No datasets for this exist yet as far as I have seen, though TACO has scratched the surface of spatial reasoning with regard to 3D data measuring the distance of objects as you can see in the table above, and Fei-Fei Li's World Labs focus on developing a model that achieves spatial intelligence is also exciting and promising). TACO graphic is above that shows 3D spatial reasoning results.
Speaking of which, I was thinking about the different platforms that an AI agent is currently on and views. Xiong mentioned how different it is for an agent to view data across different platforms (web, OS, mobile).
The graphic from the AGUVIS: Unified Pure Vision Agents for Autonomous GUI Interaction paper shows the differences visually an AI agent would see the shape of code per type of platform targeted (web, mobile).
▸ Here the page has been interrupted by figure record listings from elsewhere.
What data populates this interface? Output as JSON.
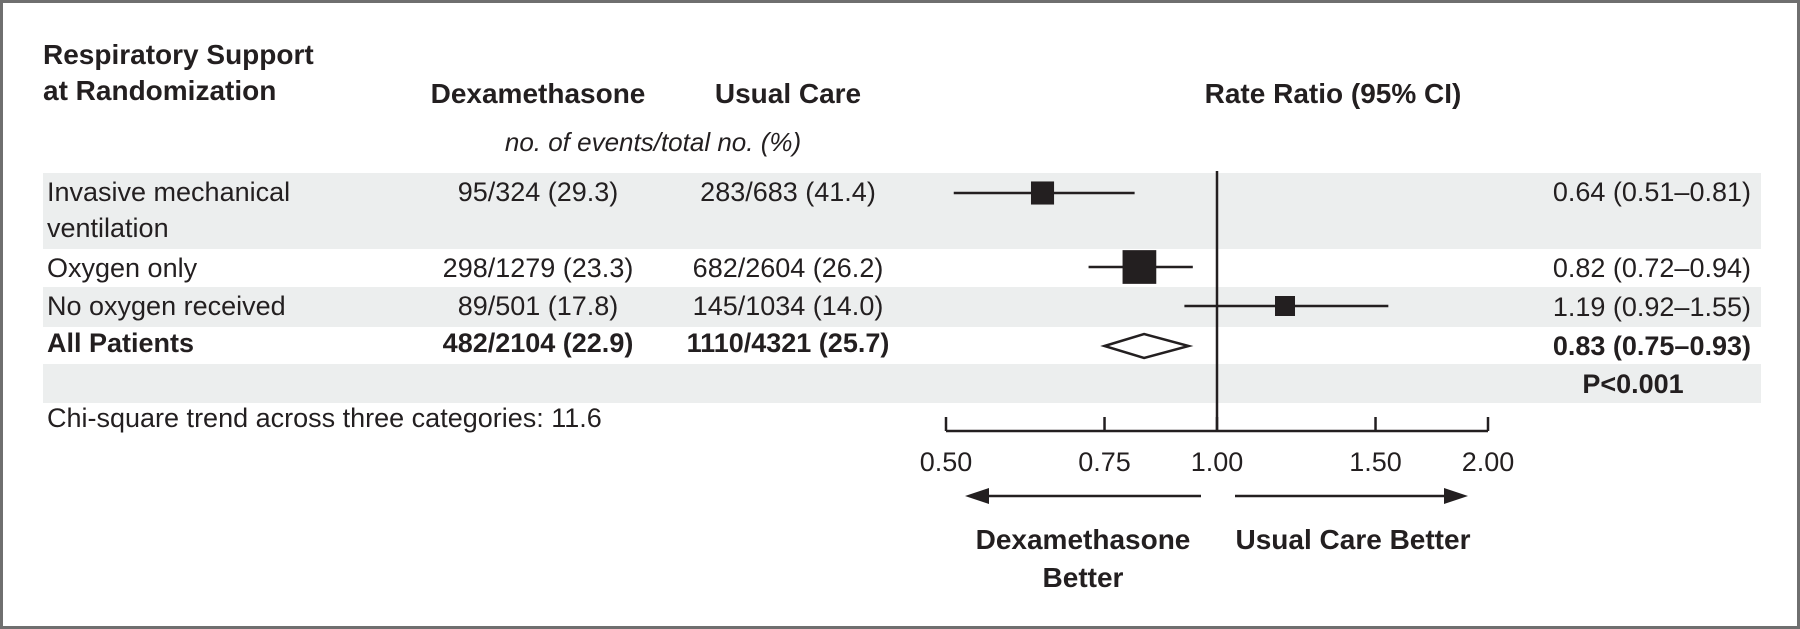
{
  "headers": {
    "subgroup": "Respiratory Support at Randomization",
    "group1": "Dexamethasone",
    "group2": "Usual Care",
    "effect": "Rate Ratio (95% CI)",
    "counts_note": "no. of events/total no. (%)"
  },
  "rows": [
    {
      "label": "Invasive mechanical ventilation",
      "group1": "95/324 (29.3)",
      "group2": "283/683 (41.4)",
      "ci_text": "0.64 (0.51–0.81)"
    },
    {
      "label": "Oxygen only",
      "group1": "298/1279 (23.3)",
      "group2": "682/2604 (26.2)",
      "ci_text": "0.82 (0.72–0.94)"
    },
    {
      "label": "No oxygen received",
      "group1": "89/501 (17.8)",
      "group2": "145/1034 (14.0)",
      "ci_text": "1.19 (0.92–1.55)"
    },
    {
      "label": "All Patients",
      "group1": "482/2104 (22.9)",
      "group2": "1110/4321 (25.7)",
      "ci_text": "0.83 (0.75–0.93)",
      "p_text": "P<0.001"
    }
  ],
  "footnote": "Chi-square trend across three categories: 11.6",
  "direction": {
    "left": "Dexamethasone Better",
    "right": "Usual Care Better"
  },
  "colors": {
    "marker": "#231f20",
    "band": "#eceeee",
    "border": "#6f6f6f"
  },
  "chart_data": {
    "type": "forest",
    "x_scale": "log",
    "xlim": [
      0.5,
      2.0
    ],
    "reference_line": 1.0,
    "x_ticks": [
      0.5,
      0.75,
      1.0,
      1.5,
      2.0
    ],
    "x_tick_labels": [
      "0.50",
      "0.75",
      "1.00",
      "1.50",
      "2.00"
    ],
    "series": [
      {
        "name": "Invasive mechanical ventilation",
        "estimate": 0.64,
        "lower": 0.51,
        "upper": 0.81,
        "weight": 0.26,
        "marker": "square"
      },
      {
        "name": "Oxygen only",
        "estimate": 0.82,
        "lower": 0.72,
        "upper": 0.94,
        "weight": 0.64,
        "marker": "square"
      },
      {
        "name": "No oxygen received",
        "estimate": 1.19,
        "lower": 0.92,
        "upper": 1.55,
        "weight": 0.15,
        "marker": "square"
      },
      {
        "name": "All Patients",
        "estimate": 0.83,
        "lower": 0.75,
        "upper": 0.93,
        "weight": 1.0,
        "marker": "diamond"
      }
    ]
  }
}
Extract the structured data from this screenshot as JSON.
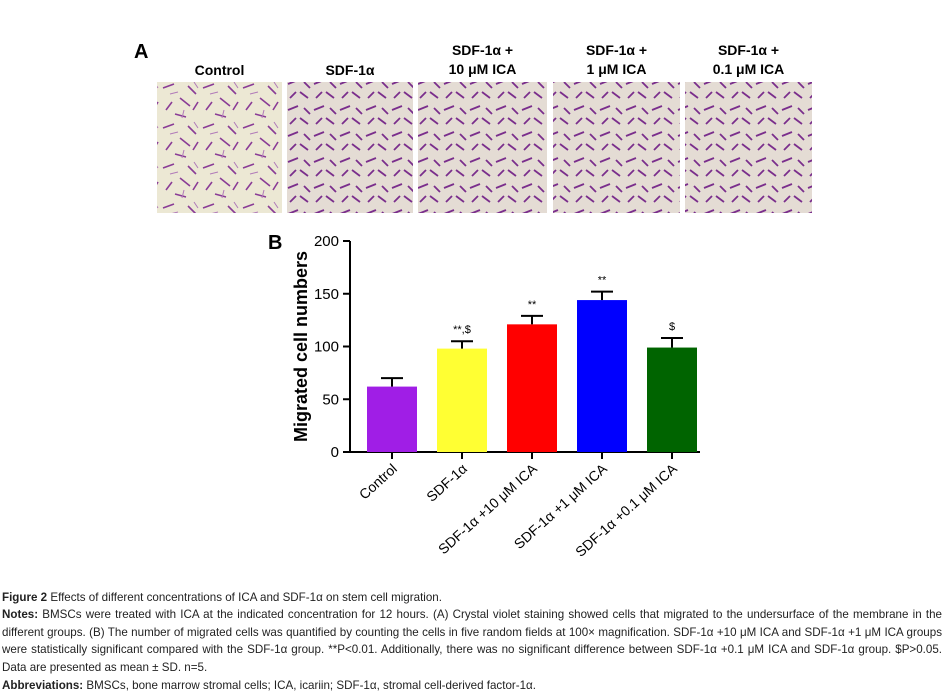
{
  "panel_a": {
    "label": "A",
    "columns": [
      "Control",
      "SDF-1α",
      "SDF-1α +\n10 μM ICA",
      "SDF-1α +\n1 μM ICA",
      "SDF-1α +\n0.1 μM ICA"
    ]
  },
  "panel_b": {
    "label": "B",
    "chart_data": {
      "type": "bar",
      "ylabel": "Migrated cell numbers",
      "categories": [
        "Control",
        "SDF-1α",
        "SDF-1α +10 μM ICA",
        "SDF-1α +1 μM ICA",
        "SDF-1α +0.1 μM ICA"
      ],
      "values": [
        62,
        98,
        121,
        144,
        99
      ],
      "errors": [
        8,
        7,
        8,
        8,
        9
      ],
      "colors": [
        "#a01ee6",
        "#ffff33",
        "#ff0000",
        "#0000ff",
        "#006400"
      ],
      "annotations": [
        null,
        "**,$",
        "**",
        "**",
        "$"
      ],
      "ylim": [
        0,
        200
      ],
      "yticks": [
        0,
        50,
        100,
        150,
        200
      ]
    }
  },
  "caption": {
    "figure": "Figure 2",
    "title": "Effects of different concentrations of ICA and SDF-1α on stem cell migration.",
    "notes_label": "Notes:",
    "notes": "BMSCs were treated with ICA at the indicated concentration for 12 hours. (A) Crystal violet staining showed cells that migrated to the undersurface of the membrane in the different groups. (B) The number of migrated cells was quantified by counting the cells in five random fields at 100× magnification. SDF-1α +10 μM ICA and SDF-1α +1 μM ICA groups were statistically significant compared with the SDF-1α group. **P<0.01. Additionally, there was no significant difference between SDF-1α +0.1 μM ICA and SDF-1α group. $P>0.05. Data are presented as mean ± SD. n=5.",
    "abbr_label": "Abbreviations:",
    "abbr": "BMSCs, bone marrow stromal cells; ICA, icariin; SDF-1α, stromal cell-derived factor-1α."
  }
}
Math Benchmarks, AI for Mathematics, and Conclusion
Having a computer/AI agent learn the complexity what you're doing without error (over the course of integrating multiple applications - and even cross-platform) has yet to be done (but will likely continue as open source continues to grow
I want to acknowledge that AI is by no means 100% perfect without error, as both CUA and the ability of AI to solve complex math problems still remains some of the last bits of the field of reasoning, we have yet to fully achieve on our way towards "AGI" - Artificial General Intelligence.
As Josh Tobin said in the TWIML and AI podcasts, paraphrasing that agentic AI "demos that are easy to create and looks great, but you start to (do more), ...you run into edge cases, fail modes, getting things to work reliably is really hard..,the root cause is that historically LLM are not typically trained to do agentic work. ... but as you run a process that requires many steps, the small errors at one step compound as you take multiple steps. So even if you're 90% accurate on one step, if you have to take 10 steps, then your accuracy will fall off."
The results we are getting are leaps and bounds from where we were 10 years ago, but there is a still high variance as Xiong mentioned earlier given analysis of different datasets, environments, and across different platforms.
Though throughout a good chunk of this course there was a heavy focus on code generation and AI for mathematics.
These are complex problems that will still need to continually be worked on to ensure accuracy and verifiability in its correctness of responses (especially when it comes to doing complex mathematical problems).
All of these topics in the field of reasoning ranging from: computer use, AI for mathematics, code generation, program verification are all exciting research and engineering challenges in developing the next generation of AI agents.